Тут же в комнате, развалившись на кресле, спал бритый мужчина, а на диване маленькая худенькая дама; ее лицо от утреннего серого света казалось очень непривлекательным, со следами утраченной красоты. Голоса прибывших разбудили обоих. Сцачала проснулся мужчина и взглянул на свет с таким страдальческим выражением, точно от этого взгляда у него заболели все нервы, протер глаза и откашлялся, а потом проговорил, ни к кому не обращаясь:
– Ну, ночка! Черт знает что за погода!
– Большая бура!
– сказал на это староста, вышедший навстречу.
– Всеё ночь крутило.
– А дальше какова дорога?
– спросил Матвей Матвеевич.
– Нырковата, сударь. Ямщики вчерась были, сказывают, очень нырковата, к тому же много обрезов намело за ночь.
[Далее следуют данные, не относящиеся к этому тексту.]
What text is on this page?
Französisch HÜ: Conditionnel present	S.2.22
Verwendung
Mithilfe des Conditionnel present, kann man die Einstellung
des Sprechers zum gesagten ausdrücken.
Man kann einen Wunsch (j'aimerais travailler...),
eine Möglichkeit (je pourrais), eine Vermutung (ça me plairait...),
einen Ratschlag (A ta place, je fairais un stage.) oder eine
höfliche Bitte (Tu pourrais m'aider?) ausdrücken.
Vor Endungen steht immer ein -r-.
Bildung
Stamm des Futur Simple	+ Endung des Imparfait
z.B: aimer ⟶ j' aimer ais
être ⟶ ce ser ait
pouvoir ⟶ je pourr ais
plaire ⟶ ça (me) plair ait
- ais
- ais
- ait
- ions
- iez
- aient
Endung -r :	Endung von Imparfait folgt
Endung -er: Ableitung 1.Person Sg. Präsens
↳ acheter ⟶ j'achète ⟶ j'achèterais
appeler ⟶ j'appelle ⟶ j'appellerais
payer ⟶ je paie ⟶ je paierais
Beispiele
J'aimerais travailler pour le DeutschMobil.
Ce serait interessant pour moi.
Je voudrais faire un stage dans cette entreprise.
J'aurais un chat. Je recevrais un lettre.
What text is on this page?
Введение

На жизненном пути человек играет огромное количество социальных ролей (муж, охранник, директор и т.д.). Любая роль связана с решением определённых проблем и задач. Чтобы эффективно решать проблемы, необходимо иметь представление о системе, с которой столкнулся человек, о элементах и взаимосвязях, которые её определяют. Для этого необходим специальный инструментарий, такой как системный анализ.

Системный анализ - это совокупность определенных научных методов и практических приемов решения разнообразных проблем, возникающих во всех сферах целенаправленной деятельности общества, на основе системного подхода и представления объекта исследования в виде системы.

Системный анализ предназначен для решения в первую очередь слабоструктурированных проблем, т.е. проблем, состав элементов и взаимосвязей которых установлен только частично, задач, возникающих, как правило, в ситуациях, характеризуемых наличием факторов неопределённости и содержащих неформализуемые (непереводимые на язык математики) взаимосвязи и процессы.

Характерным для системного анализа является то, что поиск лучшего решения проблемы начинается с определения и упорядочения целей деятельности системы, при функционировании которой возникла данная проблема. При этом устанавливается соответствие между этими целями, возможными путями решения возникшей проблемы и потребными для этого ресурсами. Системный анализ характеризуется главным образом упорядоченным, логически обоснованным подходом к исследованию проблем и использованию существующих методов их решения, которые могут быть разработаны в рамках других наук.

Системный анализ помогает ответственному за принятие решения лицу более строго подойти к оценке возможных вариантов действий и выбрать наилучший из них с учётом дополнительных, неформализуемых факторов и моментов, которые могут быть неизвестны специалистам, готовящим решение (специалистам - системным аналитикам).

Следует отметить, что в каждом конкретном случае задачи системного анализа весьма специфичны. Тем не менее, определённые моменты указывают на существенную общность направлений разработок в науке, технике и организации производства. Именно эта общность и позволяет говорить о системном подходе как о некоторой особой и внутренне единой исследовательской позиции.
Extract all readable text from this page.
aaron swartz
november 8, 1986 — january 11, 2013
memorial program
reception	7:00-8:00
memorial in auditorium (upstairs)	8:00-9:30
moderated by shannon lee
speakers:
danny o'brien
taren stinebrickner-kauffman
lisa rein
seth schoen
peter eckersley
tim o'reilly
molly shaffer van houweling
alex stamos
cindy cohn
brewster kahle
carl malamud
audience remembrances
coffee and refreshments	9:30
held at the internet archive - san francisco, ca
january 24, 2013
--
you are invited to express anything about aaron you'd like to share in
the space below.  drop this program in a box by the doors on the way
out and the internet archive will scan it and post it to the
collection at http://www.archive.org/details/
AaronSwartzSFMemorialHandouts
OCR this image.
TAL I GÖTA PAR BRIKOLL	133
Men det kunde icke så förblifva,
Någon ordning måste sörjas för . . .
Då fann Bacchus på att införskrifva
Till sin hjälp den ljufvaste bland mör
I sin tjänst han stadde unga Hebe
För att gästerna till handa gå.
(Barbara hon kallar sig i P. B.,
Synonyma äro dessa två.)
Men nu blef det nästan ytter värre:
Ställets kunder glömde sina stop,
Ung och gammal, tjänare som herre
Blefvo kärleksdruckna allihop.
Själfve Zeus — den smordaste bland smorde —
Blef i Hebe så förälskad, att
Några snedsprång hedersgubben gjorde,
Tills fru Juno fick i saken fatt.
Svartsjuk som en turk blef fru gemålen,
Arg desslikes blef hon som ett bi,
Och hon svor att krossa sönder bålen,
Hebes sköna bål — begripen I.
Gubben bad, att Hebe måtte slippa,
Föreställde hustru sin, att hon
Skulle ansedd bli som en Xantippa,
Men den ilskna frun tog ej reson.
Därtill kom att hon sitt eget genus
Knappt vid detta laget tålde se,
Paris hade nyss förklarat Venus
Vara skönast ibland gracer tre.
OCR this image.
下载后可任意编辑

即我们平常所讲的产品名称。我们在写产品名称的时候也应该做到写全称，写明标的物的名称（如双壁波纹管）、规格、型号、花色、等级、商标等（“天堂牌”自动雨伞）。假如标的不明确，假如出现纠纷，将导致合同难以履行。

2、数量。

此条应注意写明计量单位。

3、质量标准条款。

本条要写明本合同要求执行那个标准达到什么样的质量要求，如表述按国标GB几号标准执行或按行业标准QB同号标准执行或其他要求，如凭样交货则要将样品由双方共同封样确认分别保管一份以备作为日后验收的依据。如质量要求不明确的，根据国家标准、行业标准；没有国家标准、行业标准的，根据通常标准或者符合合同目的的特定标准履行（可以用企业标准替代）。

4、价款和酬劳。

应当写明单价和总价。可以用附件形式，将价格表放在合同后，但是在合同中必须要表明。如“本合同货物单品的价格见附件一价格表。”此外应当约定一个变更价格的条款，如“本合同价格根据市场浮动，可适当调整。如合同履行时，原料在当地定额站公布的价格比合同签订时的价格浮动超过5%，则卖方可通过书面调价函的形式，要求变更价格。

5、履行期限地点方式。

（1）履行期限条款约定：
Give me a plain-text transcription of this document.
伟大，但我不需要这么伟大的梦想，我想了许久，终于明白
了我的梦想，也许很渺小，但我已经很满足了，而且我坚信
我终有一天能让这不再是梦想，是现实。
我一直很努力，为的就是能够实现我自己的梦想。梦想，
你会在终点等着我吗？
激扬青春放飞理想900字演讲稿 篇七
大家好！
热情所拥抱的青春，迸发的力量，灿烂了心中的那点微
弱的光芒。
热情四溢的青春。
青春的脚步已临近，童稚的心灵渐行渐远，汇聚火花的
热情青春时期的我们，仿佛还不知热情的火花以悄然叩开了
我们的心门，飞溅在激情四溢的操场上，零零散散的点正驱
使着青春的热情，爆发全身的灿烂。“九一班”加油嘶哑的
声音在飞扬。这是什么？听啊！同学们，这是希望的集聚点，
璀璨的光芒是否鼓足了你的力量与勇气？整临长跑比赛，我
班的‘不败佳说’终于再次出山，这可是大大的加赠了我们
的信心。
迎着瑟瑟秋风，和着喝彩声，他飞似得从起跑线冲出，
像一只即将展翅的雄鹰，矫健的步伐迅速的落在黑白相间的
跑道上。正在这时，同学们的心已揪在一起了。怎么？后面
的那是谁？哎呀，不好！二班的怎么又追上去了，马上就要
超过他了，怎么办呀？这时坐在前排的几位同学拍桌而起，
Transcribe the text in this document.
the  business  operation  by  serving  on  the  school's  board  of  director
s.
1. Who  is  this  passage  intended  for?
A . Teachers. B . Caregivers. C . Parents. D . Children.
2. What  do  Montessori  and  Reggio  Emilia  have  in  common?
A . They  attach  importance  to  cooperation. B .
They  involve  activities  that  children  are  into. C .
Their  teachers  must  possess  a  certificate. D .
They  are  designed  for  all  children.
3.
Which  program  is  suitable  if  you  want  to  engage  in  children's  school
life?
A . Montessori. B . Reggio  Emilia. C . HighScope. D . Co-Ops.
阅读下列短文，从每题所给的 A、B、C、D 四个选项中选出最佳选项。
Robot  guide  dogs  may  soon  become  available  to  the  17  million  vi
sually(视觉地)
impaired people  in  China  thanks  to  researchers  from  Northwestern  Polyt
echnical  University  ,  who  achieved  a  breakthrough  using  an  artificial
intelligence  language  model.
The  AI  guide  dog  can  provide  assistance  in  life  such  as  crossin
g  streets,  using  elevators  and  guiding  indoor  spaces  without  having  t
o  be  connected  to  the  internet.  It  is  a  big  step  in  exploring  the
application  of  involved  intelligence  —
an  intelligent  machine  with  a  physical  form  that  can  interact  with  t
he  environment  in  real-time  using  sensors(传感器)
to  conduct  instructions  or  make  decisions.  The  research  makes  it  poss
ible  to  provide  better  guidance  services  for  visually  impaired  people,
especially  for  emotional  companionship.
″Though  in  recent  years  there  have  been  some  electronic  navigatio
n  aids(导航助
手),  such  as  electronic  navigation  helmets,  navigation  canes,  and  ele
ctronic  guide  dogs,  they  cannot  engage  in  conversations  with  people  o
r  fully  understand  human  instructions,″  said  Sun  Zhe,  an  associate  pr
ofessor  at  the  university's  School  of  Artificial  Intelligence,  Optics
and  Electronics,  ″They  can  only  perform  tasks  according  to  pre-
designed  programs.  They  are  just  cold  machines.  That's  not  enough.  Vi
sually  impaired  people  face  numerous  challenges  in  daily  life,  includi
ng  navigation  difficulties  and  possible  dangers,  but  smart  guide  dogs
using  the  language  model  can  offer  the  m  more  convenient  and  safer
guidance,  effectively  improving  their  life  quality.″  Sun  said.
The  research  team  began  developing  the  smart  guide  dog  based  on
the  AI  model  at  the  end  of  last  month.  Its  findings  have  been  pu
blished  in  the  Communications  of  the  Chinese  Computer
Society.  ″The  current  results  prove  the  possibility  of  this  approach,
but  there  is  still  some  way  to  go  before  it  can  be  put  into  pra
После мучительной ночи всем хотелось отдохнуть, и сообщение старосты их огорчило.
"Нырковата..." Легко сказать, нырковата! когда опытный ездок заранее чувствует от этого слова боль в пояснице.
– Ох, уж эти мне деревянные станции!
– вздохнул Матвей Матвеевич, называя так предстоявшие Кленово, Сосново, Дуброво, где всегда бывает отвратительная дорога, и, кроме того, начинаются опять Аракчеевские аллеи, с которыми не может помириться ни один путник ч не может забыть их долгое время.
IX
Последний день!..
Впереди еще целые сутки, а все уже говорят: "Слава богу!" - и мечтают об отдыхе и спокойных вагонах. Однообразен и бесконечен кажется этот последний день, желание отдыха возрастает при виде каждой новой станции, и, несмотря на ухабы, все кричат в нетерпении: "Пошел! Пошел!"